= Glover Morrill Allen =

American zoologist (1879–1942)

Glover Morrill Allen (February 8, 1879 – February 14, 1942) was an American zoologist.

Born in Walpole, New Hampshire, the son of Reverend Nathaniel Glover Allen and Harriet Ann (Schouler) Allen, he studied at Harvard College. While still a student, Allen published The Birds of Massachusetts and A List of the Birds of New Hampshire. After graduating in 1901, he was appointed librarian to the Boston Society of Natural History. He obtained an A.M. from Harvard in 1903 and in 1904, obtained a Ph.D. from Harvard. From 1924, he lectured in zoology at Harvard and held the position of Curator of Mammals in the Museum of Comparative Zoology.

He traveled widely, to Central and South America, to East and West Africa, the Nile, the Belgian Congo as a member of the eight-man Harvard Medical African Expedition (1926–1927), and Australia as a member of the six-man Harvard Australian Expedition (1931–1932) along with his student, Ralph Nicholson Ellis.
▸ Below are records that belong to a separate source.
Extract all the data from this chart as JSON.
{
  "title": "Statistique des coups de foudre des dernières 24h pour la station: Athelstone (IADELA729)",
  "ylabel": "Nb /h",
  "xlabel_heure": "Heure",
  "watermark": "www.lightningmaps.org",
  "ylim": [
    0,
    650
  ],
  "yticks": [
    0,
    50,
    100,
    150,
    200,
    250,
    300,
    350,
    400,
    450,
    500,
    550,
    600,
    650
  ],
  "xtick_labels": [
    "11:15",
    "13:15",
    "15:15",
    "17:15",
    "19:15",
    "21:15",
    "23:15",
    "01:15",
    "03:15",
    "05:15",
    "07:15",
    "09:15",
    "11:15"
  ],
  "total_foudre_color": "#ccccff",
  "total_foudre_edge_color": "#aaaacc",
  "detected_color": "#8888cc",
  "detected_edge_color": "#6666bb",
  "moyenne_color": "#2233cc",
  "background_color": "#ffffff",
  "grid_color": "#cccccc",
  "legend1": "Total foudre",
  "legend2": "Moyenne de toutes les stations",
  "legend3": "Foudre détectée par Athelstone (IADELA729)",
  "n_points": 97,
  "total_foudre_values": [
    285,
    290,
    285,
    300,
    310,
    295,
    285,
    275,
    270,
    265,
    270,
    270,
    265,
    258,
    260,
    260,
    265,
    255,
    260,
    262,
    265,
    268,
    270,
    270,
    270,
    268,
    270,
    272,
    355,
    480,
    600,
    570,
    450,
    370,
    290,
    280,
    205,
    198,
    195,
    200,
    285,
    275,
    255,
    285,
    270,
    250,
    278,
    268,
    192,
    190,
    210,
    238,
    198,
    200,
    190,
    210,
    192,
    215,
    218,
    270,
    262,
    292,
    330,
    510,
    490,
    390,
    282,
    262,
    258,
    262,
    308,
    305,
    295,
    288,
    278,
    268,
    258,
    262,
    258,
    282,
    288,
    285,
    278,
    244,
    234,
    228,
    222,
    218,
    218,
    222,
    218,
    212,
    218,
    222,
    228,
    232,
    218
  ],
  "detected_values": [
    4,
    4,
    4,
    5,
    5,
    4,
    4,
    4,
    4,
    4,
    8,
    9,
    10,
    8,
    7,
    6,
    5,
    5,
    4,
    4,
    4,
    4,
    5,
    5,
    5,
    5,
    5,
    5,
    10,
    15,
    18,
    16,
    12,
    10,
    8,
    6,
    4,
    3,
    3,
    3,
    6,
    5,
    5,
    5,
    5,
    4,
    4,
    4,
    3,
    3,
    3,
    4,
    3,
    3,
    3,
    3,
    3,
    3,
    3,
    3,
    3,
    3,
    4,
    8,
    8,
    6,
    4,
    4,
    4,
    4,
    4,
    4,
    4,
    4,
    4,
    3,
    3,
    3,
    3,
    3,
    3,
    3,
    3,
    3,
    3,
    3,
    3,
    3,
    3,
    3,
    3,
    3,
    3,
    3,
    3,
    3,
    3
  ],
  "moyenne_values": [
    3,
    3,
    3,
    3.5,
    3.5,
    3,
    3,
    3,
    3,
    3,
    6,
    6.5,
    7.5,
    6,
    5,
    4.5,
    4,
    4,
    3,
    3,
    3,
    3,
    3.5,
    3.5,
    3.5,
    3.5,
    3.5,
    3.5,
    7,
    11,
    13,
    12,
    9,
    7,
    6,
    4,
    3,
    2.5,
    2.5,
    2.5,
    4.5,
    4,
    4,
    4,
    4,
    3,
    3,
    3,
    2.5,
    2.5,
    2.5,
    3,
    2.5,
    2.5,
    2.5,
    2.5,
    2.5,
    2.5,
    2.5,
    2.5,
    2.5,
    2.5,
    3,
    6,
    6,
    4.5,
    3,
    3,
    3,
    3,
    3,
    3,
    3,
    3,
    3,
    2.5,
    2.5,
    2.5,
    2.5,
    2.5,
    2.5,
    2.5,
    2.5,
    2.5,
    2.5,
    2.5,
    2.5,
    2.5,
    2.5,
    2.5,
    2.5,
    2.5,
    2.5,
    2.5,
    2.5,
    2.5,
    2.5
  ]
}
His publications include: Bats: Biology, Behavior and Folklore (1939), which in its time was regarded as the leading introduction to the chiroptera, Checklist of African Mammals, and Mammals of China and Mongolia. He was elected a Fellow of the American Academy of Arts and Sciences in 1915, and the president of the American Society of Mammalogists from 1927 to 1929.

Allen is commemorated in the scientific names of two species of lizards: Adolfus alleni and Bachia alleni.